Social media is now part of just about every company’s marketing strategy. Some use it well, others, not so well. But one key element that should be part of any successful social marketing strategy is social listening.
Often misunderstood, people frequently think social listening means simply understanding how people are talking about your brand on social media, or examining your engagement numbers. Then, they assume you adjust your social content accordingly. While that isn’t entirely wrong, there is so much more to it and so much more you can get out of it.
Proper social listening can help you build better and more effective all-around marketing strategies. Through active social listening you can:
- Understand the health of your brand
- Understand your competitors
- Learn about your industry and markets
Since most companies—and more importantly their customers—are using social media, the knowledge and understanding that can be obtained from social listening can be the foundation of a better marketing strategy. Billions of people use social media every day.
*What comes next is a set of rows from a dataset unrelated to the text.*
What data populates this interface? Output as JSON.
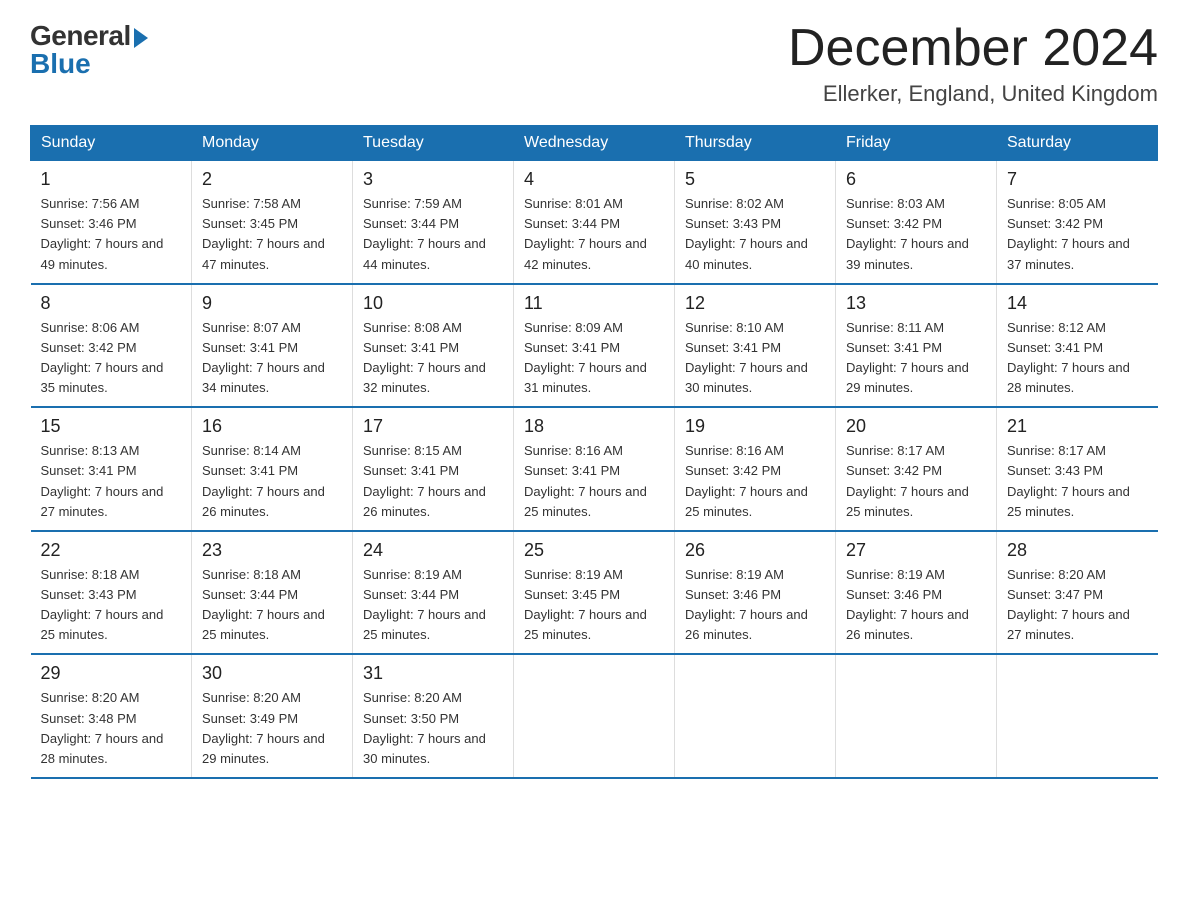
{
  "header": {
    "logo_general": "General",
    "logo_blue": "Blue",
    "month_title": "December 2024",
    "location": "Ellerker, England, United Kingdom"
  },
  "days_of_week": [
    "Sunday",
    "Monday",
    "Tuesday",
    "Wednesday",
    "Thursday",
    "Friday",
    "Saturday"
  ],
  "weeks": [
    [
      {
        "day": "1",
        "sunrise": "7:56 AM",
        "sunset": "3:46 PM",
        "daylight": "7 hours and 49 minutes."
      },
      {
        "day": "2",
        "sunrise": "7:58 AM",
        "sunset": "3:45 PM",
        "daylight": "7 hours and 47 minutes."
      },
      {
        "day": "3",
        "sunrise": "7:59 AM",
        "sunset": "3:44 PM",
        "daylight": "7 hours and 44 minutes."
      },
      {
        "day": "4",
        "sunrise": "8:01 AM",
        "sunset": "3:44 PM",
        "daylight": "7 hours and 42 minutes."
      },
      {
        "day": "5",
        "sunrise": "8:02 AM",
        "sunset": "3:43 PM",
        "daylight": "7 hours and 40 minutes."
      },
      {
        "day": "6",
        "sunrise": "8:03 AM",
        "sunset": "3:42 PM",
        "daylight": "7 hours and 39 minutes."
      },
      {
        "day": "7",
        "sunrise": "8:05 AM",
        "sunset": "3:42 PM",
        "daylight": "7 hours and 37 minutes."
      }
    ],
    [
      {
        "day": "8",
        "sunrise": "8:06 AM",
        "sunset": "3:42 PM",
        "daylight": "7 hours and 35 minutes."
      },
      {
        "day": "9",
        "sunrise": "8:07 AM",
        "sunset": "3:41 PM",
        "daylight": "7 hours and 34 minutes."
      },
      {
        "day": "10",
        "sunrise": "8:08 AM",
        "sunset": "3:41 PM",
        "daylight": "7 hours and 32 minutes."
      },
      {
        "day": "11",
        "sunrise": "8:09 AM",
        "sunset": "3:41 PM",
        "daylight": "7 hours and 31 minutes."
      },
      {
        "day": "12",
        "sunrise": "8:10 AM",
        "sunset": "3:41 PM",
        "daylight": "7 hours and 30 minutes."
      },
      {
        "day": "13",
        "sunrise": "8:11 AM",
        "sunset": "3:41 PM",
        "daylight": "7 hours and 29 minutes."
      },
      {
        "day": "14",
        "sunrise": "8:12 AM",
        "sunset": "3:41 PM",
        "daylight": "7 hours and 28 minutes."
      }
    ],
    [
      {
        "day": "15",
        "sunrise": "8:13 AM",
        "sunset": "3:41 PM",
        "daylight": "7 hours and 27 minutes."
      },
      {
        "day": "16",
        "sunrise": "8:14 AM",
        "sunset": "3:41 PM",
        "daylight": "7 hours and 26 minutes."
      },
      {
        "day": "17",
        "sunrise": "8:15 AM",
        "sunset": "3:41 PM",
        "daylight": "7 hours and 26 minutes."
      },
      {
        "day": "18",
        "sunrise": "8:16 AM",
        "sunset": "3:41 PM",
        "daylight": "7 hours and 25 minutes."
      },
      {
        "day": "19",
        "sunrise": "8:16 AM",
        "sunset": "3:42 PM",
        "daylight": "7 hours and 25 minutes."
      },
      {
        "day": "20",
        "sunrise": "8:17 AM",
        "sunset": "3:42 PM",
        "daylight": "7 hours and 25 minutes."
      },
      {
        "day": "21",
        "sunrise": "8:17 AM",
        "sunset": "3:43 PM",
        "daylight": "7 hours and 25 minutes."
      }
    ],
    [
      {
        "day": "22",
        "sunrise": "8:18 AM",
        "sunset": "3:43 PM",
        "daylight": "7 hours and 25 minutes."
      },
      {
        "day": "23",
        "sunrise": "8:18 AM",
        "sunset": "3:44 PM",
        "daylight": "7 hours and 25 minutes."
      },
      {
        "day": "24",
        "sunrise": "8:19 AM",
        "sunset": "3:44 PM",
        "daylight": "7 hours and 25 minutes."
      },
      {
        "day": "25",
        "sunrise": "8:19 AM",
        "sunset": "3:45 PM",
        "daylight": "7 hours and 25 minutes."
      },
      {
        "day": "26",
        "sunrise": "8:19 AM",
        "sunset": "3:46 PM",
        "daylight": "7 hours and 26 minutes."
      },
      {
        "day": "27",
        "sunrise": "8:19 AM",
        "sunset": "3:46 PM",
        "daylight": "7 hours and 26 minutes."
      },
      {
        "day": "28",
        "sunrise": "8:20 AM",
        "sunset": "3:47 PM",
        "daylight": "7 hours and 27 minutes."
      }
    ],
    [
      {
        "day": "29",
        "sunrise": "8:20 AM",
        "sunset": "3:48 PM",
        "daylight": "7 hours and 28 minutes."
      },
      {
        "day": "30",
        "sunrise": "8:20 AM",
        "sunset": "3:49 PM",
        "daylight": "7 hours and 29 minutes."
      },
      {
        "day": "31",
        "sunrise": "8:20 AM",
        "sunset": "3:50 PM",
        "daylight": "7 hours and 30 minutes."
      },
      null,
      null,
      null,
      null
    ]
  ]
}
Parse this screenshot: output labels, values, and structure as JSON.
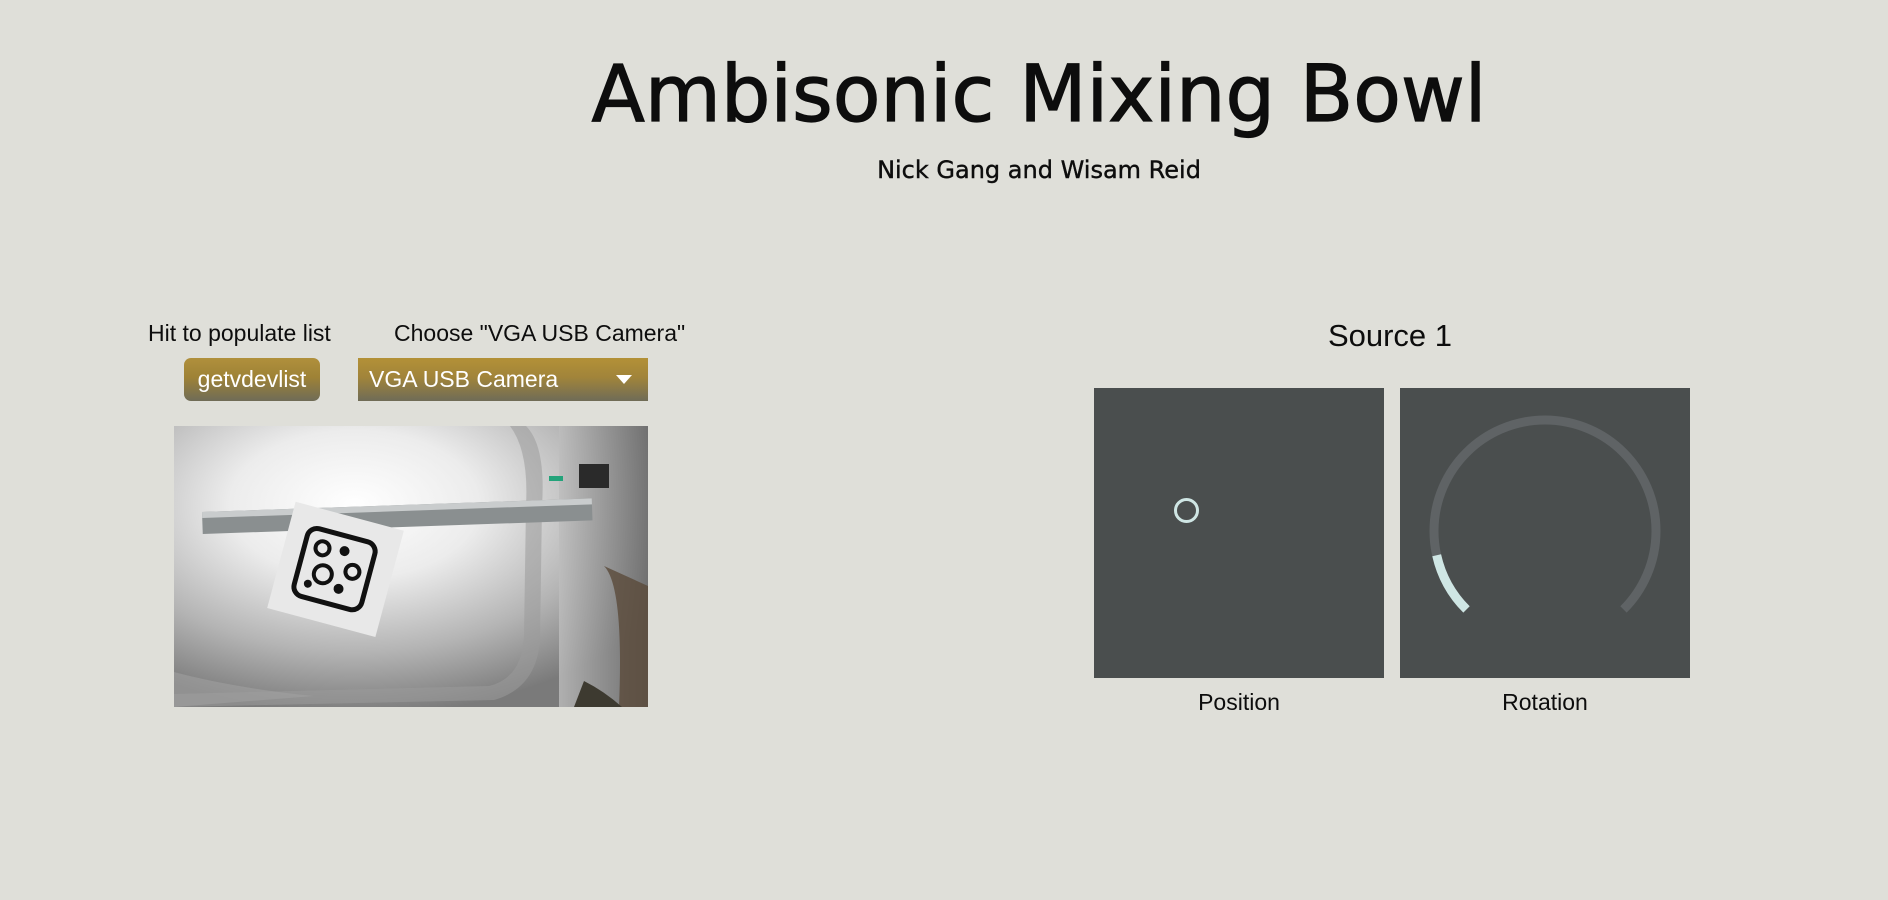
{
  "header": {
    "title": "Ambisonic Mixing Bowl",
    "subtitle": "Nick Gang and Wisam Reid"
  },
  "video_device": {
    "populate_hint": "Hit to populate list",
    "choose_hint": "Choose \"VGA USB Camera\"",
    "refresh_button_label": "getvdevlist",
    "selected_device": "VGA USB Camera",
    "button_color": "#a38638",
    "menu_color": "#a38638"
  },
  "camera_preview": {
    "subject": "fiducial marker on bowl"
  },
  "source": {
    "title": "Source 1",
    "position_label": "Position",
    "rotation_label": "Rotation",
    "panel_color": "#4a4e4e",
    "accent_color": "#cfe6e4",
    "rotation_value_fraction": 0.12
  }
}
The conversations are happening. You just have to listen to them.
1. Understand Your Brand’s Health
You may think you know if people like your brand or product, but how are you coming to that conclusion? Surveys and focus groups are great for getting opinions at that moment. But how do you find out what those opinions were one month, six months, or even a year ago? By listening and analyzing the social conversations around your brand or product, you can gauge your brand’s current health, as well as how it has changed over time.
- Are people talking about you? If so, great! Has that volume of conversation increased or decreased over time? Social media is a fairly permanent record of discussions. It is possible to go back in time and look at historical dialog. You can identify where the peaks and valleys in the volume come. Are they around product launches or major announcements only, or is it a consistent topic of conversation? A constantly growing or stable high volume of conversation would generally indicate that your brand is healthy. If people are not talking about you, your brand and/or its social presence may need some work.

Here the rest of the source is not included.